How this skill works

The skill queries public APIs and falls back to web scraping when needed, harvesting repository lists, language statistics, dependency files, CI config files, Dockerfiles, and compose manifests. It parses package manifests (package.json, requirements.txt, go.mod, Gemfile), CI locations (.github/workflows, .gitlab-ci.yml, Jenkinsfile), and Docker base images to infer stacks and runtime versions. Outputs include per-repo language breakdowns, discovered dependencies with mapped technologies, CI platform detection, container base images, and timestamped evidence references.

When to use it

During reconnaissance for bug bounty programs or penetration tests to build an inventory of likely targets
Before authoring targeted exploits or proofs-of-concept to pick relevant frameworks and versions
To prioritize security reviews by identifying repositories with risky or out-of-date dependencies
When assessing a vendor or third-party provider’s public footprint and CI posture
To prepare scoped, evidence-backed reports for disclosure or audit teams

Best practices

Limit scans to public repositories and respect API/web scraping rate limits
Use authenticated API tokens for higher GitHub rate limits when authorized
Combine dependency detections with CI and Docker findings for more reliable tech inference
Treat inferred versions and techs as leads—verify in a controlled environment before exploiting
Log and timestamp all findings and store only metadata and evidence links, not raw source code

Example use cases

Find a company’s GitHub org, validate it via profile metadata, and list active repos for triage
Detect primary languages and frameworks across a repo set to choose tooling and fuzzing targets
Parse package.json and requirements.txt to surface popular vulnerable libraries or outdated runtimes
Locate CI pipelines (GitHub Actions, GitLab CI, Jenkins) to assess secrets exposure risk in workflows
Scan Dockerfiles and compose files to identify base images and potential container-level misconfigurations

FAQ

Does this skill clone repositories or store source code?
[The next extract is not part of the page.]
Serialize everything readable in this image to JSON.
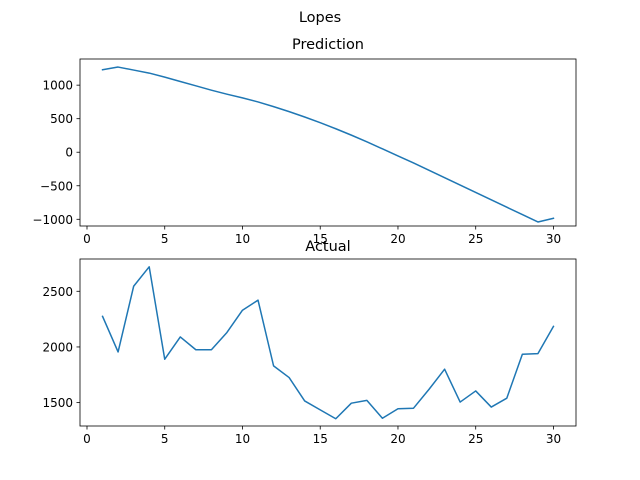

No. It only inspects metadata, dependency and config files via APIs or limited scraping and does not clone or persist raw source code.

How does it handle API rate limits?

It uses authenticated API access when available, respects documented limits, falls back to web scraping at a lower rate, and continues with partial results if throttled.

Are private repositories scanned?

No. The skill only accesses public repositories and will report 404/forbidden conditions for private or nonexistent resources.